As in a princely court of the past, beyond a door that opens along the staircase, lies a wunderkammer, a small world of the unusual and rare, once visible only according to the mood of the owner, a collection of extraordinary and curious objects. Needless to list them here: to the visitor the pleasure of wonder.
The upper floor replicates the 17th-century layout of the house at the entrance. Renewed is the staging of the grand theater of life and affections with a gallery of marble, bronze and terracotta busts, among which one recognizes, smiling, Lanfranchi himself.
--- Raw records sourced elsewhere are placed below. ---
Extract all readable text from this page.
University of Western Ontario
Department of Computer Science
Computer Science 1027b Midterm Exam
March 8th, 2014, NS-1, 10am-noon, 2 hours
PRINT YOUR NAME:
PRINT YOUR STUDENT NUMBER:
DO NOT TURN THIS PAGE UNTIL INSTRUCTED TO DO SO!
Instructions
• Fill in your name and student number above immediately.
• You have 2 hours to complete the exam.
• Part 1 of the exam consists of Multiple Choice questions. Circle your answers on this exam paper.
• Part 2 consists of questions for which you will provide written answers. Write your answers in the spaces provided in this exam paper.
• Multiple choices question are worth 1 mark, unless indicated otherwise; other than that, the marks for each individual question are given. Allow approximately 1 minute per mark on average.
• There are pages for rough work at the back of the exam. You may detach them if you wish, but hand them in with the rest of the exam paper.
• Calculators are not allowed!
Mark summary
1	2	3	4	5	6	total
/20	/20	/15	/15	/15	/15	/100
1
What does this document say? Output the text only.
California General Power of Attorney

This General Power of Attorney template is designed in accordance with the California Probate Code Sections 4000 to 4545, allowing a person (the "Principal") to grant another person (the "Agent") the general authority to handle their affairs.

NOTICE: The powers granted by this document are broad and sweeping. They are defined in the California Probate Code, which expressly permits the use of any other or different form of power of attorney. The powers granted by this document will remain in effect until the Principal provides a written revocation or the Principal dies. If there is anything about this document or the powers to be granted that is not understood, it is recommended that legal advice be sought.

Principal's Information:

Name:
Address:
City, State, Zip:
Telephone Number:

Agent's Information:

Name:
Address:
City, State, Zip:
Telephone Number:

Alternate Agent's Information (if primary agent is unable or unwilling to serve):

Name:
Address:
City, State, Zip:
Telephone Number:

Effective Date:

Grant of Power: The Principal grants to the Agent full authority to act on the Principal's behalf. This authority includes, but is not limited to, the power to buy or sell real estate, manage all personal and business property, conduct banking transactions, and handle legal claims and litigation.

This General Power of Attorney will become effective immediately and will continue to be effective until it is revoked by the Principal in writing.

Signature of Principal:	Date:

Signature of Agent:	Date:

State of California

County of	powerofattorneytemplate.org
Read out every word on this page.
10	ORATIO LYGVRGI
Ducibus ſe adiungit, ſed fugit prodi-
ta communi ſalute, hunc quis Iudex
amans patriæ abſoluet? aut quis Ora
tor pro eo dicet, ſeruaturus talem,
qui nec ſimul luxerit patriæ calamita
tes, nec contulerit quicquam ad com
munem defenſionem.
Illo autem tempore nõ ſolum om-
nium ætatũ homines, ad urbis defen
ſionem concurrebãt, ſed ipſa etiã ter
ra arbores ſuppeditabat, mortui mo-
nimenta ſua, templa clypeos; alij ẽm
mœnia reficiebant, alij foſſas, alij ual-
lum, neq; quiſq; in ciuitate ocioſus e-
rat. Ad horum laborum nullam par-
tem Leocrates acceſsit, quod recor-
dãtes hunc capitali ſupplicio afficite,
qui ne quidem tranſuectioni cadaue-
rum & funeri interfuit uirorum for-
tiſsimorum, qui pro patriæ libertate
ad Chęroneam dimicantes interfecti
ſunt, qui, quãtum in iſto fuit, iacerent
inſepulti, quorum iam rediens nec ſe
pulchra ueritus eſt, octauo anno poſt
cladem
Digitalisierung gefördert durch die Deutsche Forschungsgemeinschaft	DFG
Further on stands strutting one of his ancestors: that Balestra lawyer with a favorite-framed face that seems to want to converse with the head of a first-century B.C.E. Roman matron with a distinctive curly hairstyle.
One smiles inside the room devoted to women, an affectionate, playful tribute to many encounters in her life. On the walls a crowd of photographic portraits: grandmother, mother, wife, lovers or even simply actresses who debuted or worked with the director. So many famous faces together with unknown ones, posed beauties that together evoke the fascinating and varied female universe that Lanfranchi nevertheless preferred, even if only for conversation: women who were always more creative and original. And it is no coincidence that the foundation in her name has as its main purpose the enhancement of the female universe.
The dominance of red: bedroom
The large bedroom is a harmonious square room totally swathed in heavy red damask fabric that, with its four-poster bed, evokes both a regal room and Rubens-like atmospheres. The only austere furnishing note is the precious vestry credenza cabinet with riser, while on the wall stands the recognizable angel with scroll, a detail from Raphael’s Madonna of Foligno, a careful 19th-century copy on canvas. The name of the divine Raphael alone is worth a shadow of the past as the great art connoisseur and collector that Mario Lanfranchi was, who, before retiring to Santa Maria, had one of the most important postwar collections of ancient paintings, then sold – at the time of the separation (and division of assets) from Moffo – to the world’s major museums.
The villa for Mario Lanfranchi was also a laboratory of reflection – and action – on the meaning of art, no longer understood as it once was as a reverential worship of the greatest, an extreme need to approach the sublime, the eternal: multiple outcomes, poetics in the creative gesture, craftsmanship, in the relationship with matter. Communicating with the bedroom and boudoir, the room of the house where the Maestro’s directorial intent is most evident, here with the pleasure of the historical reconstruction of a particular nineteenth-century atmosphere among trinkets, powder, lace and embroidery of a lady’s parlor, perhaps even in the manner of Gozzano.
Enjoying beauty everywhere
The immense bathing room, worthy, one imagines, of Pauline Borghese, reveals, amidst cold marble and imperial furniture, a luxury of polished Pompeian decadence, an articulate room that seems to evoke the environments painted by Alma-Tadema.
Among ancient pages of great festivals
The solemn library in the half-light is a place of silence and a treasure chest of precious volumes illustrated with themes, favorite subjects the festivals, ceremonies, shows, in general the most fascinating ephemeral apparatus. Among the papers, precious autographs of great artists of Italian theater such as Eleonora Duse, Ermete Zacconi and Adelaide Ristori as well as Giuseppe Verdi.
By Giuseppe Verdi, being this his land, many opera directions signed by Mario Lanfranchi everywhere in the world, some of them, made for television and cinema still fortunately visible, the best known surely being La Traviata. A visit to the house restores to its visitors a reflected portrait, a sublimated biography of Mario Lanfranchi’s complex and sulfurous personality, an emanation of his spirit under the banner of amazement and delight.